I've always been more worried for my safety on a lonely stretch of highway in New Mexico than in "bad neighborhoods" like Harlem or certain parts of DC.
Or who immigrated in the 1870's with the intention of stripping the South naked and seizing the fruits of the land, enjoying them in adverse possession to the interest of its People, and of organizing emancipated slaves into a (possibly murderously) hostile political adversary force whose assigned mission was to be a political "hold down" operation against the South, while the 'baggers pillaged her?

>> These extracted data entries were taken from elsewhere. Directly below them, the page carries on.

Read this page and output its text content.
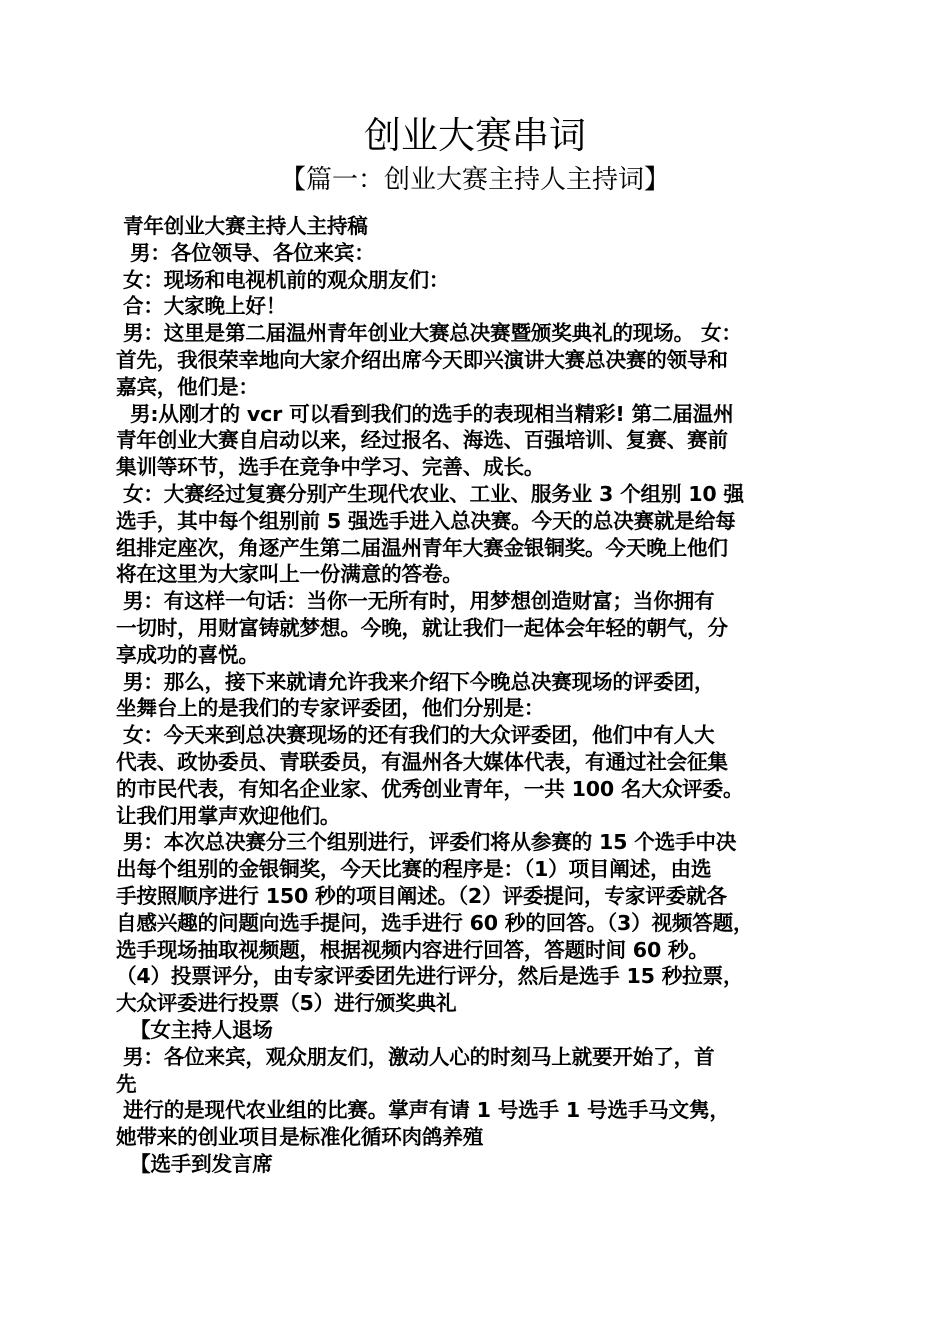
创业大赛串词
【篇一：创业大赛主持人主持词】
青年创业大赛主持人主持稿
男：各位领导、各位来宾：
女：现场和电视机前的观众朋友们：
合：大家晚上好！
男：这里是第二届温州青年创业大赛总决赛暨颁奖典礼的现场。 女：
首先，我很荣幸地向大家介绍出席今天即兴演讲大赛总决赛的领导和
嘉宾，他们是：
男:从刚才的 vcr 可以看到我们的选手的表现相当精彩! 第二届温州
青年创业大赛自启动以来，经过报名、海选、百强培训、复赛、赛前
集训等环节，选手在竞争中学习、完善、成长。
女：大赛经过复赛分别产生现代农业、工业、服务业 3 个组别 10 强
选手，其中每个组别前 5 强选手进入总决赛。今天的总决赛就是给每
组排定座次，角逐产生第二届温州青年大赛金银铜奖。今天晚上他们
将在这里为大家叫上一份满意的答卷。
男：有这样一句话：当你一无所有时，用梦想创造财富；当你拥有
一切时，用财富铸就梦想。今晚，就让我们一起体会年轻的朝气，分
享成功的喜悦。
男：那么，接下来就请允许我来介绍下今晚总决赛现场的评委团，
坐舞台上的是我们的专家评委团，他们分别是：
女：今天来到总决赛现场的还有我们的大众评委团，他们中有人大
代表、政协委员、青联委员，有温州各大媒体代表，有通过社会征集
的市民代表，有知名企业家、优秀创业青年，一共 100 名大众评委。
让我们用掌声欢迎他们。
男：本次总决赛分三个组别进行，评委们将从参赛的 15 个选手中决
出每个组别的金银铜奖，今天比赛的程序是：（1）项目阐述，由选
手按照顺序进行 150 秒的项目阐述。（2）评委提问，专家评委就各
自感兴趣的问题向选手提问，选手进行 60 秒的回答。（3）视频答题，
选手现场抽取视频题，根据视频内容进行回答，答题时间 60 秒。
（4）投票评分，由专家评委团先进行评分，然后是选手 15 秒拉票，
大众评委进行投票（5）进行颁奖典礼
【女主持人退场
男：各位来宾，观众朋友们，激动人心的时刻马上就要开始了，首
先
进行的是现代农业组的比赛。掌声有请 1 号选手 1 号选手马文隽，
她带来的创业项目是标准化循环肉鸽养殖
【选手到发言席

Lot of history there, amigo, and a lot of ugly imagery that Southerners can't forget. And shouldn't.
Bad blood.
" Or who immigrated in the 1870's with the intention of stripping the South naked and seizing the fruits of the land, enjoying them in adverse possession to the interest of its People, and of organizing emancipated slaves into a (possibly murderously) hostile political adversary force whose assigned mission was to be a political "hold down" operation against the South, while the 'baggers pillaged her?

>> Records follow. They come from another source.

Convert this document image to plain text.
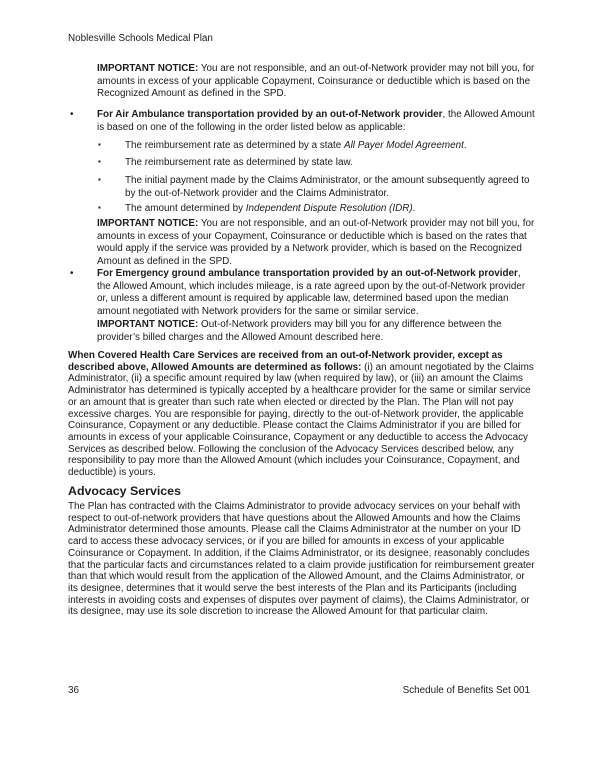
Noblesville Schools Medical Plan
IMPORTANT NOTICE: You are not responsible, and an out-of-Network provider may not bill you, for amounts in excess of your applicable Copayment, Coinsurance or deductible which is based on the Recognized Amount as defined in the SPD.
• For Air Ambulance transportation provided by an out-of-Network provider, the Allowed Amount is based on one of the following in the order listed below as applicable:
▪ The reimbursement rate as determined by a state All Payer Model Agreement.
▪ The reimbursement rate as determined by state law.
▪ The initial payment made by the Claims Administrator, or the amount subsequently agreed to by the out-of-Network provider and the Claims Administrator.
▪ The amount determined by Independent Dispute Resolution (IDR).
IMPORTANT NOTICE: You are not responsible, and an out-of-Network provider may not bill you, for amounts in excess of your Copayment, Coinsurance or deductible which is based on the rates that would apply if the service was provided by a Network provider, which is based on the Recognized Amount as defined in the SPD.
• For Emergency ground ambulance transportation provided by an out-of-Network provider, the Allowed Amount, which includes mileage, is a rate agreed upon by the out-of-Network provider or, unless a different amount is required by applicable law, determined based upon the median amount negotiated with Network providers for the same or similar service.
IMPORTANT NOTICE: Out-of-Network providers may bill you for any difference between the provider’s billed charges and the Allowed Amount described here.
When Covered Health Care Services are received from an out-of-Network provider, except as described above, Allowed Amounts are determined as follows: (i) an amount negotiated by the Claims Administrator, (ii) a specific amount required by law (when required by law), or (iii) an amount the Claims Administrator has determined is typically accepted by a healthcare provider for the same or similar service or an amount that is greater than such rate when elected or directed by the Plan. The Plan will not pay excessive charges. You are responsible for paying, directly to the out-of-Network provider, the applicable Coinsurance, Copayment or any deductible. Please contact the Claims Administrator if you are billed for amounts in excess of your applicable Coinsurance, Copayment or any deductible to access the Advocacy Services as described below. Following the conclusion of the Advocacy Services described below, any responsibility to pay more than the Allowed Amount (which includes your Coinsurance, Copayment, and deductible) is yours.
Advocacy Services
The Plan has contracted with the Claims Administrator to provide advocacy services on your behalf with respect to out-of-network providers that have questions about the Allowed Amounts and how the Claims Administrator determined those amounts. Please call the Claims Administrator at the number on your ID card to access these advocacy services, or if you are billed for amounts in excess of your applicable Coinsurance or Copayment. In addition, if the Claims Administrator, or its designee, reasonably concludes that the particular facts and circumstances related to a claim provide justification for reimbursement greater than that which would result from the application of the Allowed Amount, and the Claims Administrator, or its designee, determines that it would serve the best interests of the Plan and its Participants (including interests in avoiding costs and expenses of disputes over payment of claims), the Claims Administrator, or its designee, may use its sole discretion to increase the Allowed Amount for that particular claim.
36	Schedule of Benefits Set 001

Lot of history there, amigo, and a lot of ugly imagery that Southerners can't forget. And shouldn't.
Bad blood."
Wow. I feel for ya! That's sure a lot of baggage to haul around. How the heck do you get out of bed each morning.
;)
You should learn from the past....but don't live in it FRiend.
I would also add William & Mary, Vanderbilt, Emery, Wake Forest, Dickson, UNC Chapel Hill, Tulane, Georgia Tech, and Rice. Although I may have missed one or two other top schools, most of the remaining Southern colleges and universities are pretty mediocre or worse. And as you have pointed out, the rankings from US News, Barons, Princeton Review, Peterson's, Kaplan's, etc., are not only based upon objective statistics like SAT scores, graduation rates, high school class rankings, and student/faculty ratios, but also upon subjective input from college administrators, faculty, and students from all regions of the country -- including the South.
From a personal standpoint, I transferred out of a southern college after one year because of the weak academic programs. For example, the required freshmen math class covered stuff I learned in 10th and 11th grade in high school and the required freshmen writing program was remedial course teaching kids what they should have learned by the 8th grade.
It's that pink Volvo with all the bumper stickers:
HONK IF YOU'RE GAY
GUN CONTROL, STUPID
HILLARY!
SINGLE PAYER
It Takes a Village
You might start with the car.
You may also add to your list of execlent southern schools: Baylor, Rice, SMU, TCU... a few of the nations finest medical schools.
Either sue for reparations or get over it.